Installing a Prefab Bathtub Surround

Prefab Tub Surround

A prefabricated surround can quickly give a tub and shower area a fresh look. High-quality units have durable finishes along with convenient niches and towel bars. Make sure the unit you buy has panels with flanges that overlap, so you don't have to cut the panels to fit precisely. If your tub opening is the standard 60 inches wide, you probably won't have to cut at all, except to make holes for the spout and the faucet control or handles.

Acrylic or polystyrene tub surrounds are available in modern, decorative, or retro styles and come in many colors. Though these units are less permanent than tile, they install quickly, are relatively inexpensive, and will last for many years.
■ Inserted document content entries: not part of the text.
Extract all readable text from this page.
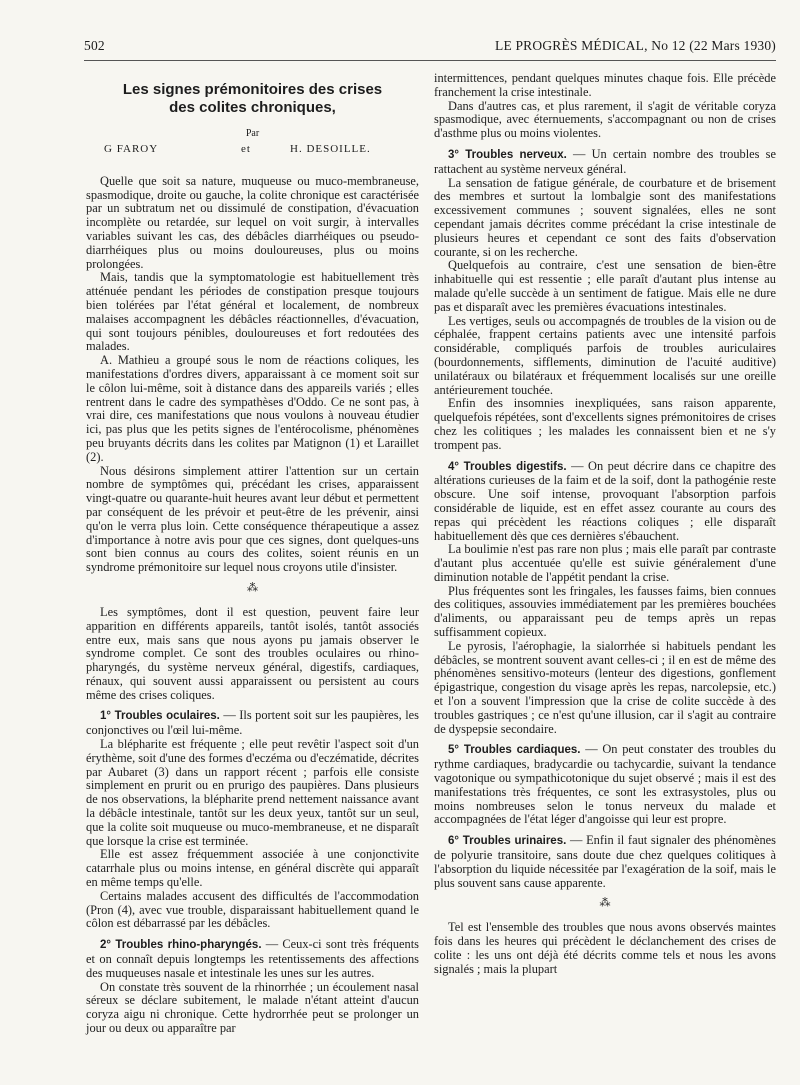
502	LE PROGRÈS MÉDICAL, No 12 (22 Mars 1930)
Les signes prémonitoires des crises
des colites chroniques,
Par
G FAROY	et	H. DESOILLE.

Quelle que soit sa nature, muqueuse ou muco-membraneuse, spasmodique, droite ou gauche, la colite chronique est caractérisée par un subtratum net ou dissimulé de constipation, d'évacuation incomplète ou retardée, sur lequel on voit surgir, à intervalles variables suivant les cas, des débâcles diarrhéiques ou pseudo-diarrhéiques plus ou moins douloureuses, plus ou moins prolongées.

Mais, tandis que la symptomatologie est habituellement très atténuée pendant les périodes de constipation presque toujours bien tolérées par l'état général et localement, de nombreux malaises accompagnent les débâcles réactionnelles, d'évacuation, qui sont toujours pénibles, douloureuses et fort redoutées des malades.

A. Mathieu a groupé sous le nom de réactions coliques, les manifestations d'ordres divers, apparaissant à ce moment soit sur le côlon lui-même, soit à distance dans des appareils variés ; elles rentrent dans le cadre des sympathèses d'Oddo. Ce ne sont pas, à vrai dire, ces manifestations que nous voulons à nouveau étudier ici, pas plus que les petits signes de l'entérocolisme, phénomènes peu bruyants décrits dans les colites par Matignon (1) et Laraillet (2).

Nous désirons simplement attirer l'attention sur un certain nombre de symptômes qui, précédant les crises, apparaissent vingt-quatre ou quarante-huit heures avant leur début et permettent par conséquent de les prévoir et peut-être de les prévenir, ainsi qu'on le verra plus loin. Cette conséquence thérapeutique a assez d'importance à notre avis pour que ces signes, dont quelques-uns sont bien connus au cours des colites, soient réunis en un syndrome prémonitoire sur lequel nous croyons utile d'insister.

⁂

Les symptômes, dont il est question, peuvent faire leur apparition en différents appareils, tantôt isolés, tantôt associés entre eux, mais sans que nous ayons pu jamais observer le syndrome complet. Ce sont des troubles oculaires ou rhino-pharyngés, du système nerveux général, digestifs, cardiaques, rénaux, qui souvent aussi apparaissent ou persistent au cours même des crises coliques.

1° Troubles oculaires. — Ils portent soit sur les paupières, les conjonctives ou l'œil lui-même.

La blépharite est fréquente ; elle peut revêtir l'aspect soit d'un érythème, soit d'une des formes d'eczéma ou d'eczématide, décrites par Aubaret (3) dans un rapport récent ; parfois elle consiste simplement en prurit ou en prurigo des paupières. Dans plusieurs de nos observations, la blépharite prend nettement naissance avant la débâcle intestinale, tantôt sur les deux yeux, tantôt sur un seul, que la colite soit muqueuse ou muco-membraneuse, et ne disparaît que lorsque la crise est terminée.

Elle est assez fréquemment associée à une conjonctivite catarrhale plus ou moins intense, en général discrète qui apparaît en même temps qu'elle.

Certains malades accusent des difficultés de l'accommodation (Pron (4), avec vue trouble, disparaissant habituellement quand le côlon est débarrassé par les débâcles.

2° Troubles rhino-pharyngés. — Ceux-ci sont très fréquents et on connaît depuis longtemps les retentissements des affections des muqueuses nasale et intestinale les unes sur les autres.

On constate très souvent de la rhinorrhée ; un écoulement nasal séreux se déclare subitement, le malade n'étant atteint d'aucun coryza aigu ni chronique. Cette hydrorrhée peut se prolonger un jour ou deux ou apparaître par

intermittences, pendant quelques minutes chaque fois. Elle précède franchement la crise intestinale.

Dans d'autres cas, et plus rarement, il s'agit de véritable coryza spasmodique, avec éternuements, s'accompagnant ou non de crises d'asthme plus ou moins violentes.

3° Troubles nerveux. — Un certain nombre des troubles se rattachent au système nerveux général.

La sensation de fatigue générale, de courbature et de brisement des membres et surtout la lombalgie sont des manifestations excessivement communes ; souvent signalées, elles ne sont cependant jamais décrites comme précédant la crise intestinale de plusieurs heures et cependant ce sont des faits d'observation courante, si on les recherche.

Quelquefois au contraire, c'est une sensation de bien-être inhabituelle qui est ressentie ; elle paraît d'autant plus intense au malade qu'elle succède à un sentiment de fatigue. Mais elle ne dure pas et disparaît avec les premières évacuations intestinales.

Les vertiges, seuls ou accompagnés de troubles de la vision ou de céphalée, frappent certains patients avec une intensité parfois considérable, compliqués parfois de troubles auriculaires (bourdonnements, sifflements, diminution de l'acuité auditive) unilatéraux ou bilatéraux et fréquemment localisés sur une oreille antérieurement touchée.

Enfin des insomnies inexpliquées, sans raison apparente, quelquefois répétées, sont d'excellents signes prémonitoires de crises chez les colitiques ; les malades les connaissent bien et ne s'y trompent pas.

4° Troubles digestifs. — On peut décrire dans ce chapitre des altérations curieuses de la faim et de la soif, dont la pathogénie reste obscure. Une soif intense, provoquant l'absorption parfois considérable de liquide, est en effet assez courante au cours des repas qui précèdent les réactions coliques ; elle disparaît habituellement dès que ces dernières s'ébauchent.

La boulimie n'est pas rare non plus ; mais elle paraît par contraste d'autant plus accentuée qu'elle est suivie généralement d'une diminution notable de l'appétit pendant la crise.

Plus fréquentes sont les fringales, les fausses faims, bien connues des colitiques, assouvies immédiatement par les premières bouchées d'aliments, ou apparaissant peu de temps après un repas suffisamment copieux.

Le pyrosis, l'aérophagie, la sialorrhée si habituels pendant les débâcles, se montrent souvent avant celles-ci ; il en est de même des phénomènes sensitivo-moteurs (lenteur des digestions, gonflement épigastrique, congestion du visage après les repas, narcolepsie, etc.) et l'on a souvent l'impression que la crise de colite succède à des troubles gastriques ; ce n'est qu'une illusion, car il s'agit au contraire de dyspepsie secondaire.

5° Troubles cardiaques. — On peut constater des troubles du rythme cardiaques, bradycardie ou tachycardie, suivant la tendance vagotonique ou sympathicotonique du sujet observé ; mais il est des manifestations très fréquentes, ce sont les extrasystoles, plus ou moins nombreuses selon le tonus nerveux du malade et accompagnées de l'état léger d'angoisse qui leur est propre.

6° Troubles urinaires. — Enfin il faut signaler des phénomènes de polyurie transitoire, sans doute due chez quelques colitiques à l'absorption du liquide nécessitée par l'exagération de la soif, mais le plus souvent sans cause apparente.

⁂

Tel est l'ensemble des troubles que nous avons observés maintes fois dans les heures qui précèdent le déclanchement des crises de colite : les uns ont déjà été décrits comme tels et nous les avons signalés ; mais la plupart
Preparing the wall surface
The walls should be smooth and even. Scrape away any peeling paint and patch any cracks or weak spots. Apply primer paint to the walls to ensure a strong bond with the adhesive. It's possible to install the panels over tile, but they will have gaps at the front edges, which must be covered with tile or acrylic.

Prestart Checklist

Several hours to install a solid-surface tub surround

Level, drill, caulk gun (or tube), notched trowel, tape measure, utility knife

Measuring and drilling holes

Clean and prime the walls, close the drain, place a drop cloth in the tub; remove the spout and the faucet control or handles

Tub surround kit, manufacturer's recommended adhesive, tub-and-tile caulk, masking tape, cardboard for a template

Step 1

Check the instructions for the proper order in which to install the panels. Position and mark the first panel to be installed -- in this case, the center one. Apply adhesive to the area using a notched trowel or caulk gun, as specified by the manufacturer. Apply evenly so the panel will not be wavy.

Step 2

Press the center panel into place and smooth it with your palm. Install other panels the same way, following the manufacturer's installation procedures.

Step 3

The panel that will cover the plumbing wall will need holes to accommodate the spout and tub controls. Place the panel on a scrap piece of plywood. Make a template (see next step), then cut holes using a utility knife or drill bits and hole saws of the correct size. Install the end pieces the same way as the back pieces.

Step 4

The panels can be adjusted before the adhesive hardens, which usually takes about a half-hour from the time it is applied. Apply pieces of masking tape to hold the panels in place and ensure that their top edges form a straight line. (The bottom edges will be caulked, so they can be slightly uneven.)

Step 5

Apply caulk to the space between the strips and a bead where the panels meet the tub. Practice applying even pressure to the tube while drawing smoothly along the joint. After applying the caulk, smooth the bead with your finger. Clean up any mistakes with a damp sponge.